In recent articles, we've discussed Windows NT's Computer Browser service and the different roles that computers can assume. We also explained how you can tweak the registry to modify this service. Now, let's look at troubleshooting it.
Here's a common problem: Sometimes you can't see all of the servers in Network Neighborhood. You know the servers are still there because you can access them by typing \\computername in the Run dialog box. In this instance, the most obvious problem is the Computer Browser service.
Before you begin troubleshooting, get familiar with the entire browsing process, from the election process to building the list to accessing the list. To help you get started, the NT 4 Resource Kit offers two utilities for troubleshooting browsing problems.

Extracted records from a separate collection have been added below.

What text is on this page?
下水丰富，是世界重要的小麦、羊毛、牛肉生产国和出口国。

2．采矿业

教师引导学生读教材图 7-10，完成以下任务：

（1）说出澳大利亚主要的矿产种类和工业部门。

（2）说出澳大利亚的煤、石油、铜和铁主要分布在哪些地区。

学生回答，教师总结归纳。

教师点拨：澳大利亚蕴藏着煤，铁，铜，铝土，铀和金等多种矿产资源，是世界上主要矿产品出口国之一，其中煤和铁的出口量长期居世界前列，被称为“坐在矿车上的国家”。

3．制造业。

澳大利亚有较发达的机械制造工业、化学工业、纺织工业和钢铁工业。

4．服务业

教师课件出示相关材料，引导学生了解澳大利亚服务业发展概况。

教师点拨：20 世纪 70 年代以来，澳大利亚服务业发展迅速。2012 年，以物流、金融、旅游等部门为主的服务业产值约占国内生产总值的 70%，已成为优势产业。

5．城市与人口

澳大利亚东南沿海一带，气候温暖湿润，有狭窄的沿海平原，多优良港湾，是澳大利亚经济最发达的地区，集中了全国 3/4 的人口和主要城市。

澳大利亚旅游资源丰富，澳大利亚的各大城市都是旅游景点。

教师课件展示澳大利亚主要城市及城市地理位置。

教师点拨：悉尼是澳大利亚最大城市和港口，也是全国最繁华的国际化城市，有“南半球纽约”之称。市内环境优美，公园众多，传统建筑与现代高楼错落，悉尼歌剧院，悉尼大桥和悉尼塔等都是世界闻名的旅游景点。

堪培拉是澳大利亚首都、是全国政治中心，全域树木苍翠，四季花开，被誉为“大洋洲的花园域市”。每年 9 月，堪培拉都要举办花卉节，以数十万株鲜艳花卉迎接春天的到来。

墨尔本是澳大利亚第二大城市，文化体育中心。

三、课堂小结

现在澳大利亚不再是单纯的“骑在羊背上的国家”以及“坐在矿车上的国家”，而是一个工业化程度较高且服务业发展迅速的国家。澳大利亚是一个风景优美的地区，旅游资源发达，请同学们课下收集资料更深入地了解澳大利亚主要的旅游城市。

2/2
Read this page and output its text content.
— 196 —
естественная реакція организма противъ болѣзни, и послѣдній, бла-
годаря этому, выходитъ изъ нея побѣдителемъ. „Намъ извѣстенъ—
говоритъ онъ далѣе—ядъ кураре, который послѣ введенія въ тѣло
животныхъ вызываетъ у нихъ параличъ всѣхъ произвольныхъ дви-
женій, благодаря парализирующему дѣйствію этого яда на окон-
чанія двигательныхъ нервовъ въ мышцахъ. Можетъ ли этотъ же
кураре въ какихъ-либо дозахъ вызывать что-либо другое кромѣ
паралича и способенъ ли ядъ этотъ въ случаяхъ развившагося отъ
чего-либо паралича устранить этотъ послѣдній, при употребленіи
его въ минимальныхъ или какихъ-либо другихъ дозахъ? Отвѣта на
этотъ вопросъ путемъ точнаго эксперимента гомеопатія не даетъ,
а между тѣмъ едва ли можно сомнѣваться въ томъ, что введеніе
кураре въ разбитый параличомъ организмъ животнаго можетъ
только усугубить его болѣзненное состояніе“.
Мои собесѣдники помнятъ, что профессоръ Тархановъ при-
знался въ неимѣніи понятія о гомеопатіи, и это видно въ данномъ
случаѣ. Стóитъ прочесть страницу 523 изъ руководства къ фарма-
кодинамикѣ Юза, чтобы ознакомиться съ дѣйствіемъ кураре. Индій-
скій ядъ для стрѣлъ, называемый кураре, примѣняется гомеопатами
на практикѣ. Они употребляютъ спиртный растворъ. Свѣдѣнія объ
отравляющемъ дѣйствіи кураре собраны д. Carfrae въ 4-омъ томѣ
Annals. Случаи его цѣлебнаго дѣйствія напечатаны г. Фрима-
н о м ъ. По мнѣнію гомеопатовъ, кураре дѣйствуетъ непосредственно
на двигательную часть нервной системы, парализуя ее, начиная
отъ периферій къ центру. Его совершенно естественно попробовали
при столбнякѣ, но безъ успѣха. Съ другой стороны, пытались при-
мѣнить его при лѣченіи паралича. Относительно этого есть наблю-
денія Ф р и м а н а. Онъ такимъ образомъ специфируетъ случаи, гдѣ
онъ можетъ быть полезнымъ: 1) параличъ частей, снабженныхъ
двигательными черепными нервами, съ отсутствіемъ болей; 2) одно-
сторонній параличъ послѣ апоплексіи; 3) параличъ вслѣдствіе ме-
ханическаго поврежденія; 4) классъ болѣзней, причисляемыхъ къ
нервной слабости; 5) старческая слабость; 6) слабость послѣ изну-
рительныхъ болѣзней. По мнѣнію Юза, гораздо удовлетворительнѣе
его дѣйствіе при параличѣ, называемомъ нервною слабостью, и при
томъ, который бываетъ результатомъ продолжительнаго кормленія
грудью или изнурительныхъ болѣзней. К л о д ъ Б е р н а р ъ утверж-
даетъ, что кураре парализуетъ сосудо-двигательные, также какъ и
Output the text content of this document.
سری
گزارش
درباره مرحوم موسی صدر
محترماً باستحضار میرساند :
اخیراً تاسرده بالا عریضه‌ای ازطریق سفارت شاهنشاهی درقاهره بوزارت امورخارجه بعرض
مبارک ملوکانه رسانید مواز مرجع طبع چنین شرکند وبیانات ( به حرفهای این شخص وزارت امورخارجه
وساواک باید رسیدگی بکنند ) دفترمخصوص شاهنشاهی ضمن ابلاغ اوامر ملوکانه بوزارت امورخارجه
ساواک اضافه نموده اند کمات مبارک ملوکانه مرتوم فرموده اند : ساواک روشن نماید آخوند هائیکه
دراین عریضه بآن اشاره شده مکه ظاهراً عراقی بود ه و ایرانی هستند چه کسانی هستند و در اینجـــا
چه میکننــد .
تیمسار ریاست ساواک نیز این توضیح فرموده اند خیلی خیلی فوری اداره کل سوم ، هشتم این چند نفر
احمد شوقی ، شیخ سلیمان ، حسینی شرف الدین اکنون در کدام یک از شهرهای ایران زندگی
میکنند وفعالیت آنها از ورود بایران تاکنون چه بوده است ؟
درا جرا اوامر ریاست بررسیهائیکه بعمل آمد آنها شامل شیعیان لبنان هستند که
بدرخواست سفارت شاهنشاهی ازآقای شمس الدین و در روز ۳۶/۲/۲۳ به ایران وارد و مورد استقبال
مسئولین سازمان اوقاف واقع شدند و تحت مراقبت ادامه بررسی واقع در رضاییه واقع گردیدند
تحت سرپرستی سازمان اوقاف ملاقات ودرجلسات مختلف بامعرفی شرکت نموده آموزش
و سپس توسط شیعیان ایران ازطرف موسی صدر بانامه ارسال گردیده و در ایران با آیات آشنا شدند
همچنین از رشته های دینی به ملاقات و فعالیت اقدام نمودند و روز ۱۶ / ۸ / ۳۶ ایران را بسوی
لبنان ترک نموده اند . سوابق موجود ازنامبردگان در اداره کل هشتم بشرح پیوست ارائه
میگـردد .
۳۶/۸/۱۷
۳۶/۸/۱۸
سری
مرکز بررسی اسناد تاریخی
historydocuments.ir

Browser Monitor (Browmon.exe) is a graphical application that displays information about the Computer Browser service on your network. It shows all domains and workgroups on your network and provides additional information about the computers. For example, you can find out which computers are master browsers, which ones are backup browsers, etc.
Browser Monitor also displays some statistics; for example, you can find out the number of server announcements, number of election packets, etc. This utility is easy to use, and it's a good place to start when troubleshooting browsing problems.
While Browstat.exe is similar to Browser Monitor in functionality, you use the Browstat.exe utility from the command line. You can also employ this tool to display statistics and information about the master and backup browsers, force an election on a remote domain, etc.